Mike Kenneally, Unsplash

If you are a church group wanting to start some social ministry in your community, three principles stand out, I think:

  1. Set well-recognized, high standards. Aim to be widely respected.
  2. Don’t charge people for your services but trust that the money will come in somehow.
  3. Go to where the Kingdom of God will have the most impact; start at the bottom of the barrel.

These are derived from Jesus’ instructions to his itinerant-healing-and-preaching disciples in Matthew 10:

  1. Find the home of a local, well-respected worthy and lodge there. (This gives social accreditation of decent standards)
  2. ‘Freely you have have received, freely give’ but ‘workers deserve their wages’. The disciples’ stance was to serve for free, but to trust that they would be recompensed; God’s work, done God’s way, won’t lack God’s supply.
  3. ‘Go to the lost sheep of the house of Israel’. There are two ways to read this verse: assume that all the house of Israel are lost sheep; or perhaps the more straightforward one: the house of Israel has some sheep happily grazing, but others who are lost. Go to the lost.

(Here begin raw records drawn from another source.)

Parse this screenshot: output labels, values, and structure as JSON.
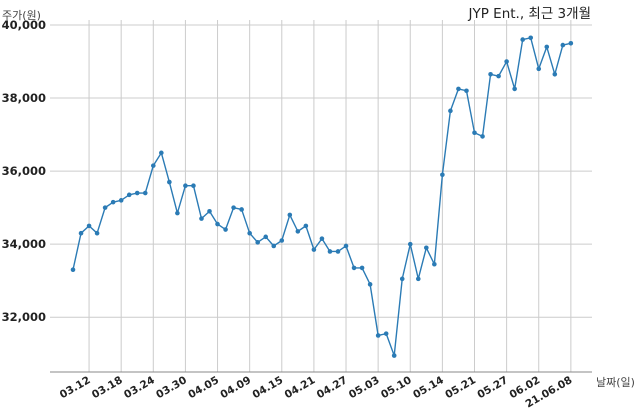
{
  "chart_data": {
    "type": "line",
    "title": "JYP Ent., 최근 3개월",
    "xlabel": "날짜(일)",
    "ylabel": "주가(원)",
    "ylim": [
      30500,
      40000
    ],
    "yticks": [
      32000,
      34000,
      36000,
      38000,
      40000
    ],
    "ytick_labels": [
      "32,000",
      "34,000",
      "36,000",
      "38,000",
      "40,000"
    ],
    "xtick_labels": [
      "03.12",
      "03.18",
      "03.24",
      "03.30",
      "04.05",
      "04.09",
      "04.15",
      "04.21",
      "04.27",
      "05.03",
      "05.10",
      "05.14",
      "05.21",
      "05.27",
      "06.02",
      "21.06.08"
    ],
    "xtick_index": [
      2,
      6,
      10,
      14,
      18,
      22,
      26,
      30,
      34,
      38,
      42,
      46,
      50,
      54,
      58,
      62
    ],
    "grid": true,
    "color": "#2b7bb5",
    "series": [
      {
        "values": [
          33300,
          34300,
          34500,
          34300,
          35000,
          35150,
          35200,
          35350,
          35400,
          35400,
          36150,
          36500,
          35700,
          34850,
          35600,
          35600,
          34700,
          34900,
          34550,
          34400,
          35000,
          34950,
          34300,
          34050,
          34200,
          33950,
          34100,
          34800,
          34350,
          34500,
          33850,
          34150,
          33800,
          33800,
          33950,
          33350,
          33350,
          32900,
          31500,
          31550,
          30950,
          33050,
          34000,
          33050,
          33900,
          33450,
          35900,
          37650,
          38250,
          38200,
          37050,
          36950,
          38650,
          38600,
          39000,
          38250,
          39600,
          39650,
          38800,
          39400,
          38650,
          39450,
          39500
        ]
      }
    ]
  }
}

This made me think of two charities that I know about or have recently learnt about. Romsey Mill in Cambridge works with families and youth, and has various specialities, such as groups for young fathers, or for young people with ASD. St Luke’s Advice Service in Brighton offers help to people with debt or disability, often navigating government bureaucracy on behalf of their clients. (I didn’t contact either charity before writing this, which is off my own bat.)

Each:

  • is widely respected in the community (St Luke’s has commendations from each of the area’s three Members of Parliament)
  • Offers services for free or for a notional contribution. The real funds come from fundraising; leveraging available Government funds; and calling on a volunteer workforce and local goodwill. Local churches and maybe other groups like businesses or charitable groups see each charity as a legitimate outlet for community service. The goodwill of churches was behind their founding and helps to sustain them without compromising their specific focus or standards. So their money mostly doesn’t come from their clients and their work is not for profit. There are no strings attached.
  • Is set up for the people who most need help.

What a vision: the churches of our country patching the holes in our social support networks, in that way finding a ready audience, and living out and demonstrating the Kingdom of God in the sight of all.